Tuesday, January 31, 2012

Tarte au Chocolate au Lait

If I can give you any advice about Paris, it is this.  Do not wait until the day before you need a car, to try and rent one, especially an automatic.  If you wait until the last moment, you will find that there isn't a single automatic car in the entire city of Paris.  But this advice is for the end of our trip through the city of light, the beginning is so much more fun.


Boyfriend and I set out from London to Paris via train, arriving in Gare du Nord.  Then it was time to put my French to its test.  Beginning in the fifth grade, I started learning the French language.  I continued through college and collected a base knowledge and limited fluency of French.  One thing was true, I was much better at reading French than speaking it.  At least this meant we could find our way from the train station to our hotel on the outskirts of Paris.


My grasp of the French language seemed to fool some people, but mostly I would speak in French and be spoken to in English.  Apparently, I need a little more practice.  We did manage to find our hotel, navigate the train system back to the city center and find our way down the Champs Elysee to the Arc de Triomphe.  We made it to the top of the monument just before the Tour Eiffel burst out in a thousand sparkling lights.


Now, how about a little nostalgia?  Shortly after we returned from Europe, I received an e-mail from my mom with the following scan attached.


In French class, way back in middle school, I wrote this itinerary.  My mom wanted to know what I could cross off my list.  Four down, three to go.  With only three days in Paris (and half of one spent looking for a rental car), we couldn't quite get to everything on the list.  I'll practice my French and plan for our next trip to Paris, so that I can finish my list.  Although maybe I'll switch out "Visit EuroDisney" with "Take a trip to Versailles."

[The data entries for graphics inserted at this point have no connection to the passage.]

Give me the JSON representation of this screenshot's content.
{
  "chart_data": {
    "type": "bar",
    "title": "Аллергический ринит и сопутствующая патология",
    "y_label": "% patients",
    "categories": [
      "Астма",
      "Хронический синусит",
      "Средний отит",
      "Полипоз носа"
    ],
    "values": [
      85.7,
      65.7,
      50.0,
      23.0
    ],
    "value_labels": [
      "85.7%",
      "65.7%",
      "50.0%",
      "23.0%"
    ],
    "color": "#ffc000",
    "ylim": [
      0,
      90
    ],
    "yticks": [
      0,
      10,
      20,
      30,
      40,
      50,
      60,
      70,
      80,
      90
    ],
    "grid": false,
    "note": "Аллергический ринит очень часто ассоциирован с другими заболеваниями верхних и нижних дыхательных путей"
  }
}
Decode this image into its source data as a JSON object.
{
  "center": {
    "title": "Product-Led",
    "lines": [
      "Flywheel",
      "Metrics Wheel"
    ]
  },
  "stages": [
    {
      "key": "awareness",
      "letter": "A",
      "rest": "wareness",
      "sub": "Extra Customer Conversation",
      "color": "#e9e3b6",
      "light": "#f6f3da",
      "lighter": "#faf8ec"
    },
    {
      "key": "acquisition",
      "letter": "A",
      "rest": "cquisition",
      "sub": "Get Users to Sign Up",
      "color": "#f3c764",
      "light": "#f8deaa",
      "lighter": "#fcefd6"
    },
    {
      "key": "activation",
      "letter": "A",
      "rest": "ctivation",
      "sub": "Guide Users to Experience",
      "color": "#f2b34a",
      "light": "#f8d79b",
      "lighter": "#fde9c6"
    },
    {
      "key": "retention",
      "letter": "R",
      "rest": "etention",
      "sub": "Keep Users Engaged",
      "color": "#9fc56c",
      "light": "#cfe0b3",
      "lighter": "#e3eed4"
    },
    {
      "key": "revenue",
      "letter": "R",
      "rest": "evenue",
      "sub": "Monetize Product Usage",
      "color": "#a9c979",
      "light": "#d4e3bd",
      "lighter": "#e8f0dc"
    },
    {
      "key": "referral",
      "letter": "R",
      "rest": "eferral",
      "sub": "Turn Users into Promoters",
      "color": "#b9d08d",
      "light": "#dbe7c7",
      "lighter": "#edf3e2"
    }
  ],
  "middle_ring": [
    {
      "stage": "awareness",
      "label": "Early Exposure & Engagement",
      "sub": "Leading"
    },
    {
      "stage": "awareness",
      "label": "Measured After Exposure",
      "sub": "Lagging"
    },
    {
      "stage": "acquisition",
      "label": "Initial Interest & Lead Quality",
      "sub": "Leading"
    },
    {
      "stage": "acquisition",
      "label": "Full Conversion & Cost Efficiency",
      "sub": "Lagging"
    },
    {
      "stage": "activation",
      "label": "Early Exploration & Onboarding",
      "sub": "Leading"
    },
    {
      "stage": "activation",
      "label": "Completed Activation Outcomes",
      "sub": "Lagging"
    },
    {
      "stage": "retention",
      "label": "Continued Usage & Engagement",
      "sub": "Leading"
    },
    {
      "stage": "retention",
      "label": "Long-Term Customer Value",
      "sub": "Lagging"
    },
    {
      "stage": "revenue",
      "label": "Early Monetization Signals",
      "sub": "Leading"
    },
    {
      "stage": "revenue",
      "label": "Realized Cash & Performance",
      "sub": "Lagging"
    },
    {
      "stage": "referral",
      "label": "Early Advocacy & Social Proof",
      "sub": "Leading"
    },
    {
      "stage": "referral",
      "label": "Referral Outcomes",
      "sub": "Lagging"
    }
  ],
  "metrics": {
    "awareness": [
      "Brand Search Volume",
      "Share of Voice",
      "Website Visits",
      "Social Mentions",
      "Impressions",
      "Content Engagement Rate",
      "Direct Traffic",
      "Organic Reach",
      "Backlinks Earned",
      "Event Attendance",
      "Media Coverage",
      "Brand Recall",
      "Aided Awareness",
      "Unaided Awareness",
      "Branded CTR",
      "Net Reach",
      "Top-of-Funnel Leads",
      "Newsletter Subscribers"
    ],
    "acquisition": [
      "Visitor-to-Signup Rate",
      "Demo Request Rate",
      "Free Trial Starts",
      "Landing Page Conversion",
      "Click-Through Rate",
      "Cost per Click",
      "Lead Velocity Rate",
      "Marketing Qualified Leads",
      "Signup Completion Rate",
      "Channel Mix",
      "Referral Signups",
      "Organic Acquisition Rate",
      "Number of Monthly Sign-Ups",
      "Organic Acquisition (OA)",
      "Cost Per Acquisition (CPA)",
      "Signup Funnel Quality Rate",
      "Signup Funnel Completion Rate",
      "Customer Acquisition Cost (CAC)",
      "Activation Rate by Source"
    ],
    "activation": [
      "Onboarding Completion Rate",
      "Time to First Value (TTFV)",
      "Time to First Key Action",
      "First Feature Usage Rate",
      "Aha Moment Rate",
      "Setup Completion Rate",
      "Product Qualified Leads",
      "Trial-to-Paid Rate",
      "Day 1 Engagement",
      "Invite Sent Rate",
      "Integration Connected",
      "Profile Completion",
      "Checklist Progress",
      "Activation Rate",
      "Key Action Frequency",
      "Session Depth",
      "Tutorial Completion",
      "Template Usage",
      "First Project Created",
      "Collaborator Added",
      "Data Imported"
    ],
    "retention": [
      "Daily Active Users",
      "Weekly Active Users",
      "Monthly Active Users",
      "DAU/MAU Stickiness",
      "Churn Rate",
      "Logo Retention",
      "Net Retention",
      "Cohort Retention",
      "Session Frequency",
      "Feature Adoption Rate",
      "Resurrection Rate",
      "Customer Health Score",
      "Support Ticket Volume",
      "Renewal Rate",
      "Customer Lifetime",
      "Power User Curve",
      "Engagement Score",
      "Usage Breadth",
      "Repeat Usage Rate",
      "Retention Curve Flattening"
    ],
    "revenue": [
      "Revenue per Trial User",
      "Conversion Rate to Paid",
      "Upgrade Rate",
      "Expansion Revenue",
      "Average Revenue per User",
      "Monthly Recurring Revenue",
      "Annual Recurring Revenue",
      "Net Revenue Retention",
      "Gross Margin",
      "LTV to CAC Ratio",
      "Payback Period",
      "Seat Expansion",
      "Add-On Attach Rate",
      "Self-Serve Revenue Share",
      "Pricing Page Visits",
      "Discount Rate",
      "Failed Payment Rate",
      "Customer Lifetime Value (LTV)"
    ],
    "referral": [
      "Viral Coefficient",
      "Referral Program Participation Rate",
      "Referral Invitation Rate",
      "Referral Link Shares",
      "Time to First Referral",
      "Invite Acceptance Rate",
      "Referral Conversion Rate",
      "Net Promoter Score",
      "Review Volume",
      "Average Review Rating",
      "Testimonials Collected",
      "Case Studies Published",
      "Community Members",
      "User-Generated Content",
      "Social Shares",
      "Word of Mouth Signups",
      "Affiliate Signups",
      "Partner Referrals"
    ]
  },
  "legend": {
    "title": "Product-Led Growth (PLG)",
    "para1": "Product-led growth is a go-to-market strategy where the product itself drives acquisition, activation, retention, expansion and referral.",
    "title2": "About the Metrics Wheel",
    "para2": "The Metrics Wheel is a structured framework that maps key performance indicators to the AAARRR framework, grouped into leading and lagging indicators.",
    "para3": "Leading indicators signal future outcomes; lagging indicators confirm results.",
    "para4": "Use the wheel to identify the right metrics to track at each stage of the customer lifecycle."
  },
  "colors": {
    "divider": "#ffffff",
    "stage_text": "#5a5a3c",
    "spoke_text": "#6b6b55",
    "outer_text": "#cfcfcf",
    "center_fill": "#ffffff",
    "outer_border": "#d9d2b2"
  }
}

Tarte au Chocolate au Lait
(Milk Chocolate Tart)
Adapted from Gerard Mulot


Heading to Paris and in search of les macarons?  Sure you've heard of Laduree and Pierre Herme, but I suggest you head to the Latin Quarter and go find Gerard Mulot.  You might even find the man himself at his Saint-Germain-des-Pres location, like I did!  We had a nice conversation (in French since he told me he didn't speak any English!) and he even signed my cookbook.  Everything that I have made from this book is delicious and the pastries that we purchased from this patisserie were both beautiful and mouth watering.

Pate sablee chocolat (chocolate pastry)

Less like pie crust and more like a cookie crust.  It melts in your mouth and would be delicious with any no-bake filling.

339 g (12 oz) all-purpose flour
226 g (2 sticks) butter, room temperature
143 g (5 oz) confectioners sugar
19 g (2 tbsp) cocoa powder
49 g (1.75 oz) almond flour
1 egg plus 1 egg yolk
1 tsp vanilla extract
1/2 tsp salt

In a large bowl, mix butter, sugar, cocoa powder and salt.  Once combined, scrape down the sides of the bowl and add almond flour and vanilla.  Mix to combine.  Add eggs, mix.  Finally add the flour and mix until everything just comes together.  Try to work fast so that the butter doesn't melt.  Form into a disk and wrap up in plastic wrap.  Place in the fridge and allow to chill for 1 hour.

Preheat the oven to 350 F.  After the hour, roll out to 1/8-inch thickness and place in your desired tart pan.  (I went with four mini tart pans)  Prick the bottom of the tart shell with a fork and line with parchment paper.  Add either pie weights or beans to keep the pie from puffing up during baking.

Bake for 20 minutes.  Remove from the oven and allow to cool on a wire rack before adding the ganache.

Ganache chocolat au lait

240 g (8.5 oz) milk chocolate (good quality)
200 ml (3/4 cup plus 1 tbsp) heavy cream
2 egg yolks
30 g (1 oz) sugar
10 g (1 tbsp) butter

Chop up chocolate with a sharp knife.  Place in a medium bowl and set aside.

Pour heavy cream into a small saucepan and heat over medium-low heat.  Do not allow it to boil.  In a small bowl, beat egg yolks and sugar until combined.  Slowly add heated cream to egg mixture, stirring continuously.  Once all of the cream is added, return the entire mixture to the saucepan.  Heat over medium-low and stir until slightly thickened.  The liquid should be thick enough that it coats the back of the spatula.  When you drag your finger through the layer on the spatula, it stays there and doesn't fade. 

Pour the heated mixture over the chocolate and stir to combine.  Do not beat the chocolate in, just gently stir.  We don't want to incorporate any air bubbles because it will make the chocolate less shiny (according to Gerard).  Allow the chocolate to cool for ten minutes before adding butter in small pieces.  Stir to melt and combine.

Add chocolage ganache to the cooled tart shell(s).  Allow to sit at room temperature before moving to the fridge to set overnight.